Im bardziej wchodzimy w szczegóły oceny technologii, tym więcej napotykamy problemów. W chorobach rzadkich nie możemy na przykład mówić o dobrych badaniach klinicznych z punktu widzenia standardowej EBM, ponieważ nie dysponujemy ani dużymi populacjami, ani długim czasem obserwacji. Musimy tutaj stworzyć nową metodykę oceny.
Bardzo ważnym elementem oceny jest kwestia preferencji pacjentów. Musimy do niej podejść bardzo metodycznie, ponieważ częstokroć różne narzędzia, którymi dysponujemy, dają różne wyniki. Konieczne jest ich ujednolicenie. Wielokrotnie klinicyści mówią, że każdy miesiąc życia pacjenta jest ważny.

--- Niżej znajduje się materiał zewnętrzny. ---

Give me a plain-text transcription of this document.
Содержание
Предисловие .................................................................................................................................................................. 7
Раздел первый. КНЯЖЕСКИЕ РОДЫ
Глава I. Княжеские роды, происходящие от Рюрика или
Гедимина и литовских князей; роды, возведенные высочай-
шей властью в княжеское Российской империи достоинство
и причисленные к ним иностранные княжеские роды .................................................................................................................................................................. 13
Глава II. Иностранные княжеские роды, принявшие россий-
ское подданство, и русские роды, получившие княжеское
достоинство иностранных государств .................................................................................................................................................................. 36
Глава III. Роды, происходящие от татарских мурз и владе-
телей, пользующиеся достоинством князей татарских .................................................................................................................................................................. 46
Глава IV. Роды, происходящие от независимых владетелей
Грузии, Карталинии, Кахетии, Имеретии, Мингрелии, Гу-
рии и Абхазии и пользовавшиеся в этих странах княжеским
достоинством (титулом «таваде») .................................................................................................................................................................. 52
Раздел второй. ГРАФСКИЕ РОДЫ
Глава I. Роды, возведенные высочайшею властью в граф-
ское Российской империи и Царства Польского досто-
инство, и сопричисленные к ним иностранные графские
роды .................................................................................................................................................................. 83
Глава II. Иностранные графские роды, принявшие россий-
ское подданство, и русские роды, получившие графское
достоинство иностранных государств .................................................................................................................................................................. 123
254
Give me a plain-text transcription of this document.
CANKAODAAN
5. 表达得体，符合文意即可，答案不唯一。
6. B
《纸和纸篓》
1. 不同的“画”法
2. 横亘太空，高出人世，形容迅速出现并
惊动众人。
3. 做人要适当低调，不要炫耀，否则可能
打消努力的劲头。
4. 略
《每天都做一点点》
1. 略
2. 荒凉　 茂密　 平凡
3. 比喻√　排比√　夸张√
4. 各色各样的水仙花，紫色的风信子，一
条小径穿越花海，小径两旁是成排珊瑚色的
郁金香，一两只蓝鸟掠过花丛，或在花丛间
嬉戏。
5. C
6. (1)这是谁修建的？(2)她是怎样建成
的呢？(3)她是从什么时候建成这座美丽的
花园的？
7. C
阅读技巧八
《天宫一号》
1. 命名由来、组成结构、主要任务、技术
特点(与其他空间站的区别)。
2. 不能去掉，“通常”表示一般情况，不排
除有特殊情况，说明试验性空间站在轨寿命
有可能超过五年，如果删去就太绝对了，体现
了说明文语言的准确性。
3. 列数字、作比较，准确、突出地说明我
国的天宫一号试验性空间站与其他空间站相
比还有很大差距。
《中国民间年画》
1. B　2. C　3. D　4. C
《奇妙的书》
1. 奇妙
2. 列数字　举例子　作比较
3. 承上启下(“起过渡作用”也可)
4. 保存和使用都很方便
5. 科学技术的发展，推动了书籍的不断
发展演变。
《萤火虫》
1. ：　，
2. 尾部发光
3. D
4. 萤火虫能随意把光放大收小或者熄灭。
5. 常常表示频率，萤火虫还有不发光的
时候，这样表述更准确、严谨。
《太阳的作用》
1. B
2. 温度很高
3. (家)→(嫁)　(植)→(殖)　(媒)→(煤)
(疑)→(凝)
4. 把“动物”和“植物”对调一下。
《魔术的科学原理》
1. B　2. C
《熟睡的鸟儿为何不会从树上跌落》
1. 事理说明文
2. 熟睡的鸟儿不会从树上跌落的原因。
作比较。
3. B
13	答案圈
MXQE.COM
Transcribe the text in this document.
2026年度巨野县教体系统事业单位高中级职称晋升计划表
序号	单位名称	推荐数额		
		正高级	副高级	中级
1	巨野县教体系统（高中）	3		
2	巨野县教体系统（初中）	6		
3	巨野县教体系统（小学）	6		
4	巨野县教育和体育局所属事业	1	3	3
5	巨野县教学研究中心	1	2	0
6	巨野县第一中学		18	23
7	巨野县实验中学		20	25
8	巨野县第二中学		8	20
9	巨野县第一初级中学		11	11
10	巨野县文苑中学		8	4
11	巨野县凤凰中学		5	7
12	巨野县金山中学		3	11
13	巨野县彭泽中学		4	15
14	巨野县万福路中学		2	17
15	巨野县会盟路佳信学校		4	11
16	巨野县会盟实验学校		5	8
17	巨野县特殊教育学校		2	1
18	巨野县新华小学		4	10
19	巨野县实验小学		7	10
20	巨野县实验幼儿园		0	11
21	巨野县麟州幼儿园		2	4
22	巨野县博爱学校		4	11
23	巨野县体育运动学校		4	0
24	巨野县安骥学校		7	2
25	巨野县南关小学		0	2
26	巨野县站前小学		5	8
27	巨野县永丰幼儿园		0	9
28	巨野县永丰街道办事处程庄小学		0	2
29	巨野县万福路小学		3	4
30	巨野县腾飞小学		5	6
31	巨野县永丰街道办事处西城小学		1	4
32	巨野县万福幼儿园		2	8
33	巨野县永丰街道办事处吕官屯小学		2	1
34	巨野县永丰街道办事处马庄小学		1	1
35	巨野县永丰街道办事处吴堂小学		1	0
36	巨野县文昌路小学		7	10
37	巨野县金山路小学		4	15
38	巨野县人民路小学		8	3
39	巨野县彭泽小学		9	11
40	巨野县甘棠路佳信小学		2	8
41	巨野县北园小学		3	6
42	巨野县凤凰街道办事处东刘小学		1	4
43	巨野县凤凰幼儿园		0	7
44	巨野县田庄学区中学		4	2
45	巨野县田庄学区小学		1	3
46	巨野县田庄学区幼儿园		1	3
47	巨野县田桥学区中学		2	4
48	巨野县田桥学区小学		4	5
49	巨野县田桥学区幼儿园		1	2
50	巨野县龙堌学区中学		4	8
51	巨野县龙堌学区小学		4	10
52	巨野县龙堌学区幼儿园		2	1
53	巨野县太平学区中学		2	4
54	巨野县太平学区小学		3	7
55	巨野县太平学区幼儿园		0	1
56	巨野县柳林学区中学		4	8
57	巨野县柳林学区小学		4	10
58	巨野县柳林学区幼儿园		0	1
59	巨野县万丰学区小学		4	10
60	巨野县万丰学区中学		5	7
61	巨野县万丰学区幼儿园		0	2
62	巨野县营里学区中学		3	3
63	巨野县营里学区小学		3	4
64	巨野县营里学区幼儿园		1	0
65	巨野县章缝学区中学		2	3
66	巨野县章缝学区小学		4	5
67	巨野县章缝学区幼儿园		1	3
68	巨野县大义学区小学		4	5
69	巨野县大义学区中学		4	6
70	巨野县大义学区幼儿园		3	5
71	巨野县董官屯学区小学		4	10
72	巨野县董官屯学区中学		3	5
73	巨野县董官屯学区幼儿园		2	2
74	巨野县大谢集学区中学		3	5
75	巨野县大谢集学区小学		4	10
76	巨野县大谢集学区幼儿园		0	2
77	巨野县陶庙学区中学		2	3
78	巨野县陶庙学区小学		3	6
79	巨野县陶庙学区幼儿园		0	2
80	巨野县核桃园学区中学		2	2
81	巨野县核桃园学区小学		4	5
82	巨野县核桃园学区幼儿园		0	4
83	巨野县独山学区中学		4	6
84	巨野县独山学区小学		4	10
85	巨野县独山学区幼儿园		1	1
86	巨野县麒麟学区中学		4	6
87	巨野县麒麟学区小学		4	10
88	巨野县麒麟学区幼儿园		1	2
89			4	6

Czasami trudno jednak to ocenić, ponieważ ten ostatni miesiąc czy też ostatnie miesiące życia są tak niskiej jakości, że jeżeli pacjent miałby tego świadomość to być może ważniejsze byłyby dla niego nie te ostatnie miesiące, tylko jakość we wcześniejszym okresie leczenia. To zagadnienie wymaga dyskusji i pracy nad jego rozwiązaniem.
Wyobraźmy sobie sytuację, w której wartości dla pacjentów są różne. Dla jednych ważny może być czas spędzony z rodziną, być może krótszy, ale lepszej jakości. Dla innych być może ważniejsza jest przede wszystkim długość czasu przeżycia. Subiektywne preferencje, które ma każdy z nas, każdy pacjent, w procesie oceny musimy obiektywizować i przekładać na model systemowy. Dlatego AOTMiT prowadzi specjalne badania, dzięki którym badane są preferencje pacjentów, tak aby zdefiniować priorytety w wybranych chorobach onkologicznych.
W kontekście oceny wartości nowych technologii lekowych nie unikniemy dyskusji o budżecie. Wszyscy wiemy, ża mając na przykład o połowę mniejszy dochód narodowy przypadający na jednego mieszkańca w stosunku do Włoch, mamy też mniejsze możliwości. Ale z drugiej strony warto przytoczyć wyniki badań, dotyczących nakładów finansowych na zdrowie w USA w ciągu 15 lat. Pozwalają one oszacować, jaka część wzrostu wydatków była związana ze starzeniem się społeczeństwa, jaka z większą ilością wykonanych usług medycznych czy wreszcie z rozwojem technologii. Okazuje się, że ponad połowa pieniędzy, o które zwiększyły się amerykańskie wydatki na zdrowie w ciągu 15 lat, była związana ze wzrostem kosztów pojedynczych procedur czy też technologii, lekowych bądź nielekowych.
Ostatnią barierą dla budowania systemu opartego na mierzeniu wartości jest rozwój nauki, ponieważ wielu rzeczy w medycynie jeszcze nie wiemy. Niedawno opublikowano informacje o nowej postaci demencji, której symptomy do złudzenia przypominają chorobę Alzheimera, a tymczasem nie ma ona nic wspólnego ze złogami amyloidowymi. Musimy inwestować w badania, dlatego dobrze się stało, że powstała Agencja Badań Medycznych. Tylko badania mogą przynieść odpowiedzi na wiele pytań i stworzyć możliwości dalszego rozwoju medycyny.